See forwarded message below my spam trap. The poster was
referring to security, but it's along the right lines.
--
Eddy
Brotsman & Dreger, Inc. - EverQuick Internet Division
Phone: +1 (316) 794-8922 Wichita/(Inter)national
Phone: +1 (785) 865-5885 Lawrence
--
Date: Mon, 21 May 2001 11:23:58 +0000 (GMT)
From: A Trap <blacklist@xxxxxxxxx>
To: blacklist@xxxxxxxxx
Subject: Please ignore this portion of my mail signature.
These last few lines are a trap for address-harvesting spambots.
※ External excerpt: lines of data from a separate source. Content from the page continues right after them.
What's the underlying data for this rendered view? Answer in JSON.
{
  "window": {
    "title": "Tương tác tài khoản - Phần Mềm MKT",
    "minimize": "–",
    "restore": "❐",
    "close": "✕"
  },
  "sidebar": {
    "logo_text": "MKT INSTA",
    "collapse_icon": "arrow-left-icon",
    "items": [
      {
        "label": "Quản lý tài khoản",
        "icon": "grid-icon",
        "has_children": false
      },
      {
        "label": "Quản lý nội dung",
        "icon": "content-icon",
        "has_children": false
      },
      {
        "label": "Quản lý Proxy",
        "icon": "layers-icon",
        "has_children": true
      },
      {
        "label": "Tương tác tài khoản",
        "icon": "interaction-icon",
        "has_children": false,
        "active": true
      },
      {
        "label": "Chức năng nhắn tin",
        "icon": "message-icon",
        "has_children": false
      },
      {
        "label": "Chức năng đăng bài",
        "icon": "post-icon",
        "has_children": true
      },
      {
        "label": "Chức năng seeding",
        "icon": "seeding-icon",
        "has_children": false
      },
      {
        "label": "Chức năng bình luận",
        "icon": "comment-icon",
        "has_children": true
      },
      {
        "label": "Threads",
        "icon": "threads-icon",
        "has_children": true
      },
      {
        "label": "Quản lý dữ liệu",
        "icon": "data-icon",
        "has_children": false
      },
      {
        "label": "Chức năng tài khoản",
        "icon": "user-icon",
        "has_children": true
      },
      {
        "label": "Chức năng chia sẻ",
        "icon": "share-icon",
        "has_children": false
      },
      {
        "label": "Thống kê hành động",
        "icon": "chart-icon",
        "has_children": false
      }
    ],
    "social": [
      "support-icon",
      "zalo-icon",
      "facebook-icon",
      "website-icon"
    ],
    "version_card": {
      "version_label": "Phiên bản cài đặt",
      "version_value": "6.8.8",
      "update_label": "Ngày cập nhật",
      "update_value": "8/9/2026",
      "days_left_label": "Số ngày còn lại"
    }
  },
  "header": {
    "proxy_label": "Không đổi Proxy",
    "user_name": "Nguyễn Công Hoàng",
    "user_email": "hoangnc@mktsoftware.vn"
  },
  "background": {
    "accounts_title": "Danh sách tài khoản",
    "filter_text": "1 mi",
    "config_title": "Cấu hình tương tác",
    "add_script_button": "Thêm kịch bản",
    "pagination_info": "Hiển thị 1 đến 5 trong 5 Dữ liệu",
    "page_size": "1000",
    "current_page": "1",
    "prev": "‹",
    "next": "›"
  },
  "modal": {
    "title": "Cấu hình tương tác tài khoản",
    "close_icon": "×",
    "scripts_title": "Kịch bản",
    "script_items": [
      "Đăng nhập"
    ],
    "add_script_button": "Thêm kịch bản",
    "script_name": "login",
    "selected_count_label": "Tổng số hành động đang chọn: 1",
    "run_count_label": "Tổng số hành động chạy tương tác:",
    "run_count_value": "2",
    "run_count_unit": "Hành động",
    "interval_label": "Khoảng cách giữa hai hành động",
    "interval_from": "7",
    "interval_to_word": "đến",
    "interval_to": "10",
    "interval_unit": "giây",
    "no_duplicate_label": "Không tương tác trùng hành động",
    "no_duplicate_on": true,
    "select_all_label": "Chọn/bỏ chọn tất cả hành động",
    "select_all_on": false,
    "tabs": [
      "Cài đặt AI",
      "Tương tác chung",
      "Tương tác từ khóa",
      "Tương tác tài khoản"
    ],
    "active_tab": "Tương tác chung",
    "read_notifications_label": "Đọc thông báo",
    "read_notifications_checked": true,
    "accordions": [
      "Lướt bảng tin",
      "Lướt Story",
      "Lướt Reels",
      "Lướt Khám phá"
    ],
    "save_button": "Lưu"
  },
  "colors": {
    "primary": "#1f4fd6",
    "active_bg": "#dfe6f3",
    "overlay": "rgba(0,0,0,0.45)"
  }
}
Do NOT
send mail to <blacklist@xxxxxxxxx>, or you are likely to be blocked.
---------------------------------------------------------------------------
>From batsy@xxxxxxxxxx Thu Mar 28 20:51:00 2002
Date: Tue, 26 Mar 2002 14:50:02 -0500 (EST)
From: batz <batsy@xxxxxxxxxx>
To: Sean Donelan <sean@xxxxxxxxxxx>
Cc: Avleen Vig <lists-nanog@xxxxxxxxxxxxxxxx>, "LeBlanc, Jason" <Jml@xxxxxxxx>,
"nanog@xxxxxxxxx" <nanog@xxxxxxxxx>
Subject: RE: How to get better security people
On Tue, 26 Mar 2002, Sean Donelan wrote:
:If I was looking for top security talent, what would I ask for whether
:I was hiring directly or outsourcing? Do I want a bunch of ex-miltary,
:ex-law enforcement, ex-banker, lots of certifications (CISSP, GIAC) none
:of which have existed for 10 years, published papers, can answer tricky
:questions about checkpoint firewalls (why is a confusing firewall
:configuration a good thing?), a college degree in crypto, big 5
:accounting firm (or is that now big 4 accounting firm)?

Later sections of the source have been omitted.